La tourbe brute de bas-marais est très acide et pauvre en nutriments, ce qui peut dégrader le sol. Les chercheurs y ajoutent de la vesce et de l’avoine broyées, puis laissent mûrir le mélange pendant quatre à six mois. Les spécialistes du Centre du Nord-Ouest pour la recherche interdisciplinaire sur la sécurité alimentaire ont constaté une hausse de près de 20 % du nombre de tubercules par plant et une progression allant jusqu’à 22 % du poids moyen des pommes de terre.

Les déchets de café passent à la production commerciale

Dans la République des Komis, les chercheurs ont trouvé un débouché agricole aux pellicules et aux grains immatures rejetés par une grande usine de torréfaction de Syktyvkar.

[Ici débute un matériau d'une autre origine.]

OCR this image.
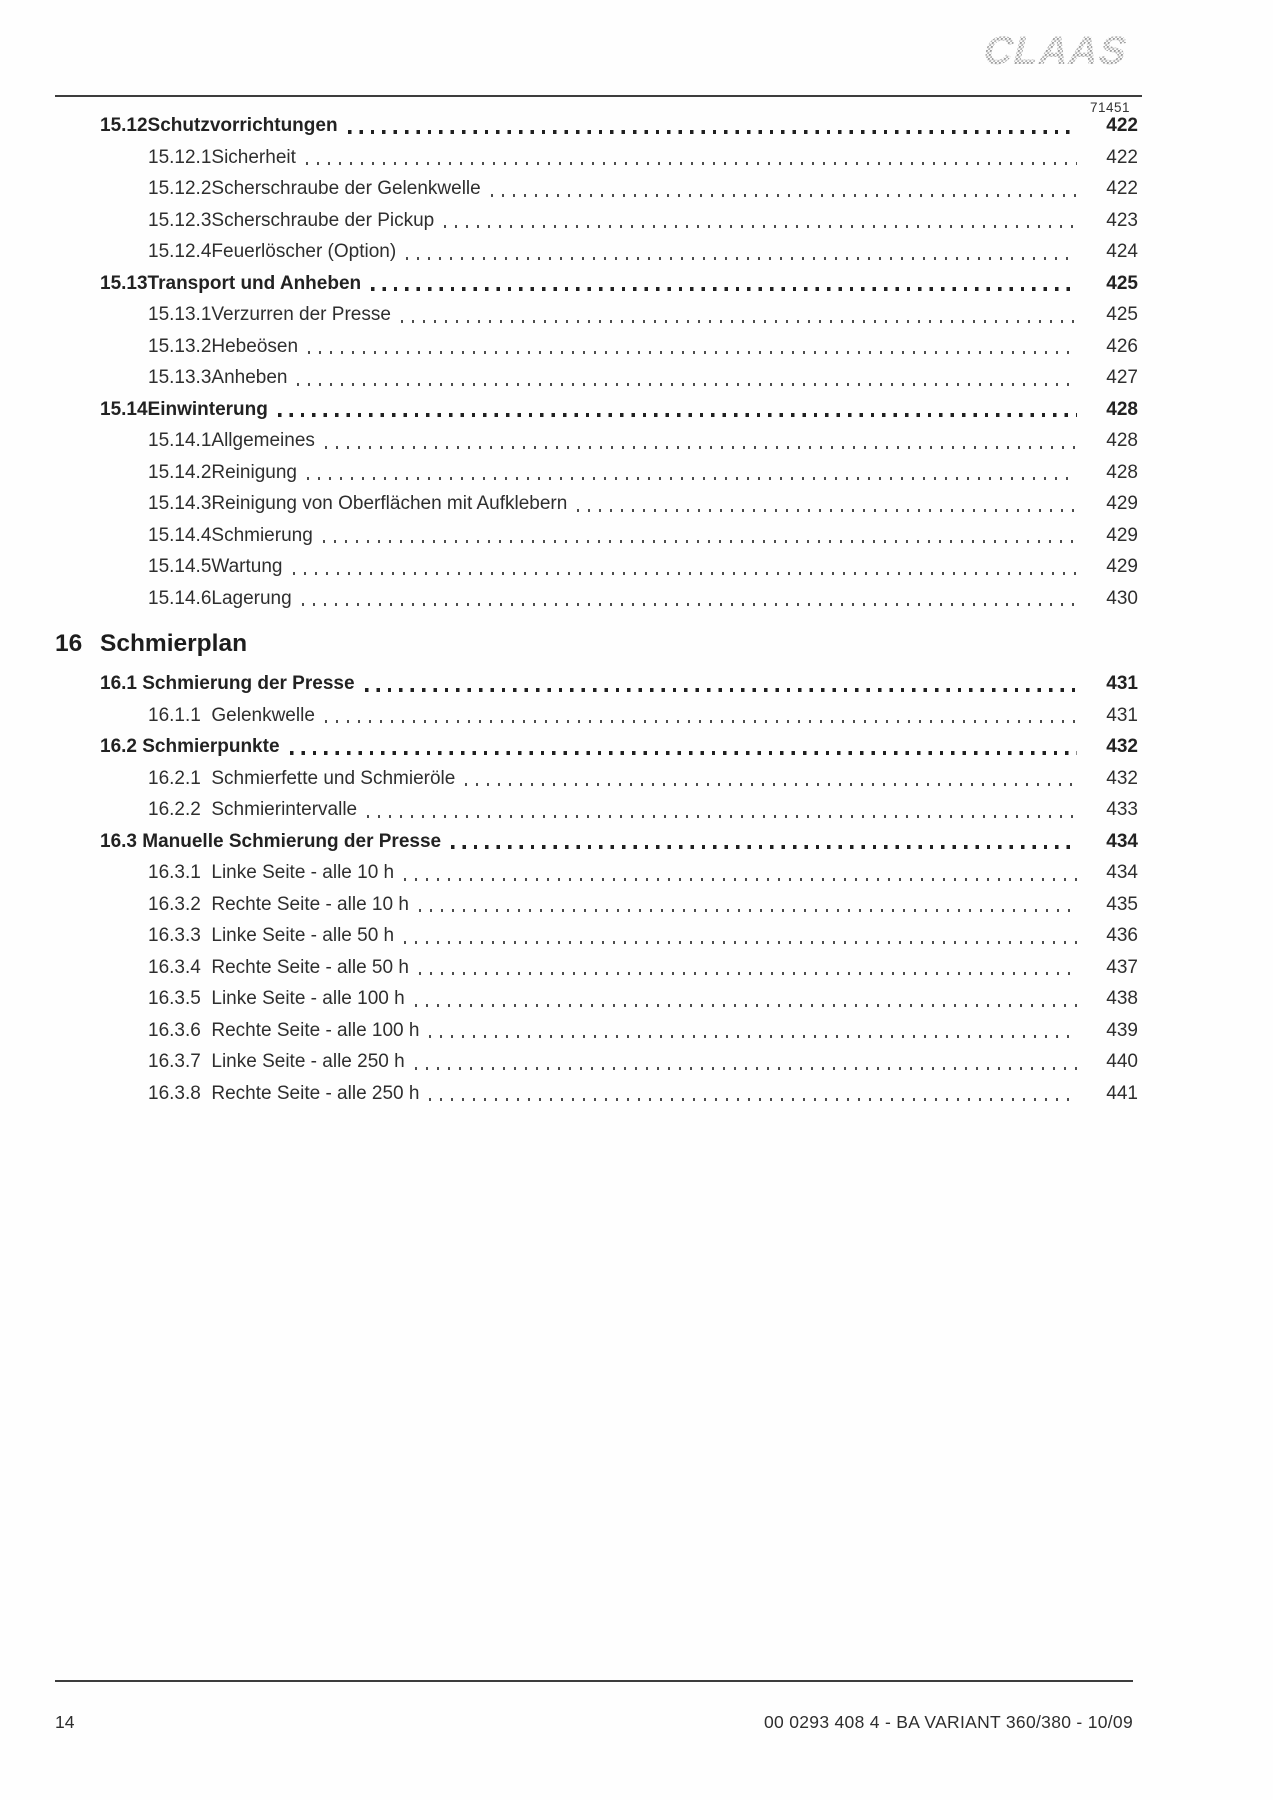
CLAAS
71451
15.12Schutzvorrichtungen	422
15.12.1Sicherheit	422
15.12.2Scherschraube der Gelenkwelle	422
15.12.3Scherschraube der Pickup	423
15.12.4Feuerlöscher (Option)	424
15.13Transport und Anheben	425
15.13.1Verzurren der Presse	425
15.13.2Hebeösen	426
15.13.3Anheben	427
15.14Einwinterung	428
15.14.1Allgemeines	428
15.14.2Reinigung	428
15.14.3Reinigung von Oberflächen mit Aufklebern	429
15.14.4Schmierung	429
15.14.5Wartung	429
15.14.6Lagerung	430
16 Schmierplan
16.1 Schmierung der Presse	431
16.1.1  Gelenkwelle	431
16.2 Schmierpunkte	432
16.2.1  Schmierfette und Schmieröle	432
16.2.2  Schmierintervalle	433
16.3 Manuelle Schmierung der Presse	434
16.3.1  Linke Seite - alle 10 h	434
16.3.2  Rechte Seite - alle 10 h	435
16.3.3  Linke Seite - alle 50 h	436
16.3.4  Rechte Seite - alle 50 h	437
16.3.5  Linke Seite - alle 100 h	438
16.3.6  Rechte Seite - alle 100 h	439
16.3.7  Linke Seite - alle 250 h	440
16.3.8  Rechte Seite - alle 250 h	441
14	00 0293 408 4 - BA VARIANT 360/380 - 10/09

Le site produisait auparavant entre 800 et 1 200 kilogrammes de ces déchets chaque mois. Les analyses n’ont décelé ni toxicité, ni métaux lourds, ni hydrocarbures polyaromatiques, mais ont identifié du calcium, du potassium, du magnésium, du fer, du cuivre et du zinc.

Les scientifiques ont breveté un bioadditif combinant les déchets de café, des microalgues et de l’acide glauconitique. Des entreprises des Komis utilisent déjà des engrais contenant des résidus de la transformation du café, tandis que la production de l’additif a démarré à Syktyvkar pour une commercialisation dans toute la Russie. La chercheuse Tatiana Shchemelinina estime que le matériau pourrait également entrer dans la composition d’aliments composés pour animaux.